那么你的问题听起来像“从左上角到右下角的所有路径的总长度都相同吗?”如果我们将注意力限制在每一步总是向下或向右移动的路径上,那么答案是“是”。
要看到这一点,请注意我们总共需要向下跳 5 次,向右跳 5 次。假设我们选择一条这样做的路径(但不一定按该顺序)。由于所有向下的跳跃具有相同的成本,并且所有向右的跳跃具有相同的成本,因此我们可以通过按顺序考虑每个跳跃来找到路径的总成本,为每个向下跳跃写入 6,为每个向右跳跃写入 1,并将列表加在一起。
例如,路径
RRDDRDRDDR的成本为1 + 1 + 6 + 6 + 1 + 6 + 1 + 6 + 6 + 1。现在我们可以看到一些有趣的东西。具有 5 个下跳和 5 个右跳的不同路径将具有相同的 5 个
6和 5 个1列表,只是以不同的顺序求和。我们现在可以观察到加法是可交换的,并得出结论:这两个和必须相等。也就是说,任何向下和向右移动的路径都与其他路径具有相同的总长度 (35)。

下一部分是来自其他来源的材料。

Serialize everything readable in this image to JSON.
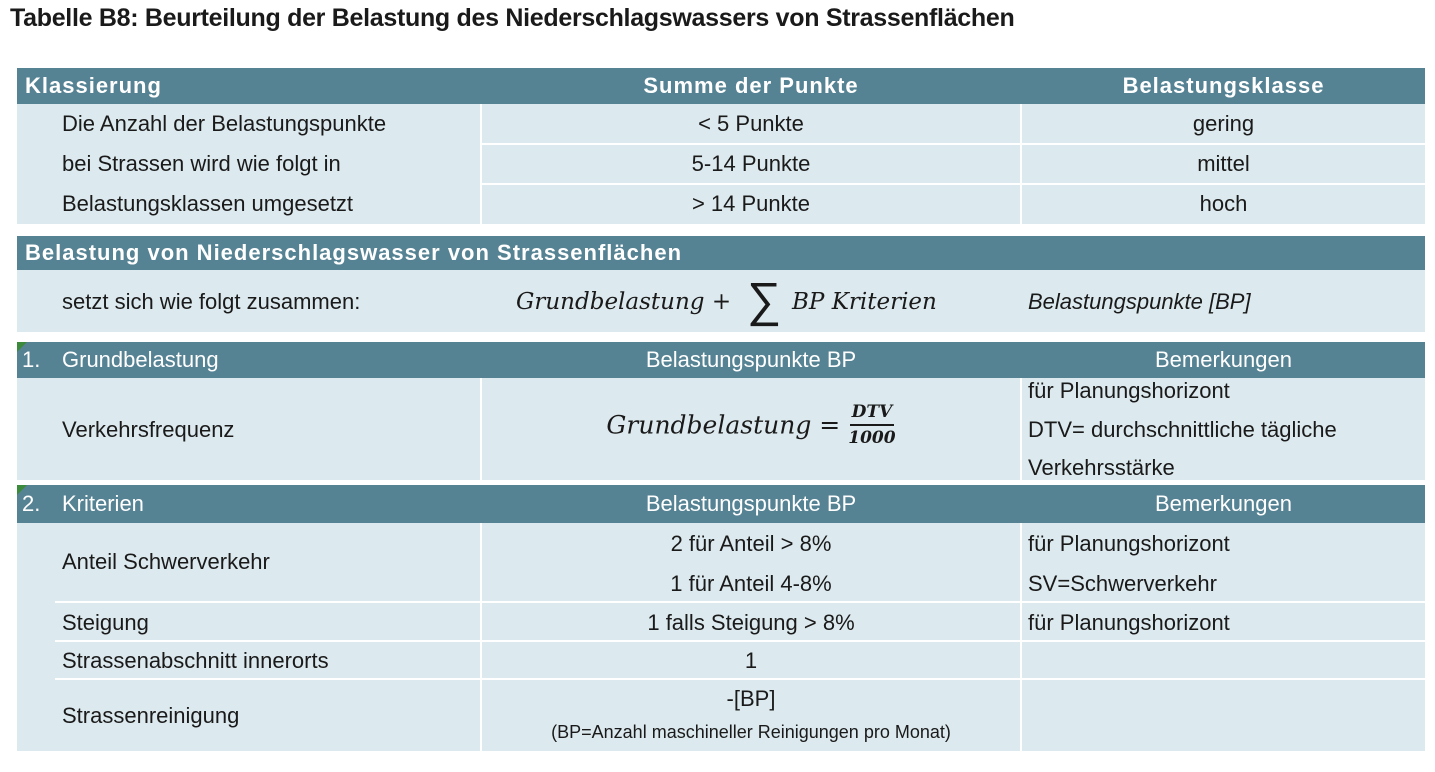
{
  "title": "Tabelle B8: Beurteilung der Belastung des Niederschlagswassers von Strassenflächen",
  "klassierung": {
    "headers": [
      "Klassierung",
      "Summe der Punkte",
      "Belastungsklasse"
    ],
    "description_lines": [
      "Die Anzahl der Belastungspunkte",
      "bei Strassen wird wie folgt in",
      "Belastungsklassen umgesetzt"
    ],
    "rows": [
      {
        "punkte": "< 5 Punkte",
        "klasse": "gering"
      },
      {
        "punkte": "5-14 Punkte",
        "klasse": "mittel"
      },
      {
        "punkte": "> 14 Punkte",
        "klasse": "hoch"
      }
    ]
  },
  "belastung": {
    "header": "Belastung von Niederschlagswasser von Strassenflächen",
    "label": "setzt sich wie folgt zusammen:",
    "formula_left": "Grundbelastung +",
    "sum_symbol": "∑",
    "formula_right": "BP Kriterien",
    "unit": "Belastungspunkte [BP]"
  },
  "grundbelastung": {
    "headers": [
      "1.",
      "Grundbelastung",
      "Belastungspunkte BP",
      "Bemerkungen"
    ],
    "row_label": "Verkehrsfrequenz",
    "formula_lhs": "Grundbelastung =",
    "frac_num": "DTV",
    "frac_den": "1000",
    "remarks": [
      "für Planungshorizont",
      "DTV= durchschnittliche tägliche",
      "Verkehrsstärke"
    ]
  },
  "kriterien": {
    "headers": [
      "2.",
      "Kriterien",
      "Belastungspunkte BP",
      "Bemerkungen"
    ],
    "schwerverkehr": {
      "label": "Anteil Schwerverkehr",
      "points": [
        "2 für Anteil > 8%",
        "1 für Anteil 4-8%"
      ],
      "remarks": [
        "für Planungshorizont",
        "SV=Schwerverkehr"
      ]
    },
    "steigung": {
      "label": "Steigung",
      "points": "1 falls Steigung > 8%",
      "remark": "für Planungshorizont"
    },
    "innerorts": {
      "label": "Strassenabschnitt innerorts",
      "points": "1"
    },
    "reinigung": {
      "label": "Strassenreinigung",
      "points": "-[BP]",
      "note": "(BP=Anzahl maschineller Reinigungen pro Monat)"
    }
  }
}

鉴于此,假设底层图确实是一个网格,那么您的生成树与其他生成树一样好。
By "even" I think you mean "Irregardless of where I start, the distance to move one node horizontally in my diagram is always 1, and the distance to move vertically is always 6."
Your question then sounds like "Do all paths from the upper left to the lower right have the same total length?" If we restrict our attention to paths that, at each step, always move either down or to the right, then the answer is "yes".
To see this, note we need in total to make 5 hops down, and 5 hops to the right. Suppose we pick a path that does so (but not necessarily in that order.) Since all downward hops have the same cost, and all rightward hops have the same cost, we can find the total cost of the path by considering each hop in order, writing a 6 for each downward hop and 1 for each rightward hop, and add the list together.
For example, the cost of path
RRDDRDRDDRis1 + 1 + 6 + 6 + 1 + 6 + 1 + 6 + 6 + 1.Now we can see something interesting. A different path with 5 down hops and 5 right hops will have the same list of 5
6s and 51s, just summed in a different order. We can now observe that addition is commutative, and conclude that these two sums must come out equal. That is, any path moving down and to the right has the same total length (35) as any other.Given that, your spanning tree is as good as any other, assuming the underlying graph really is a grid.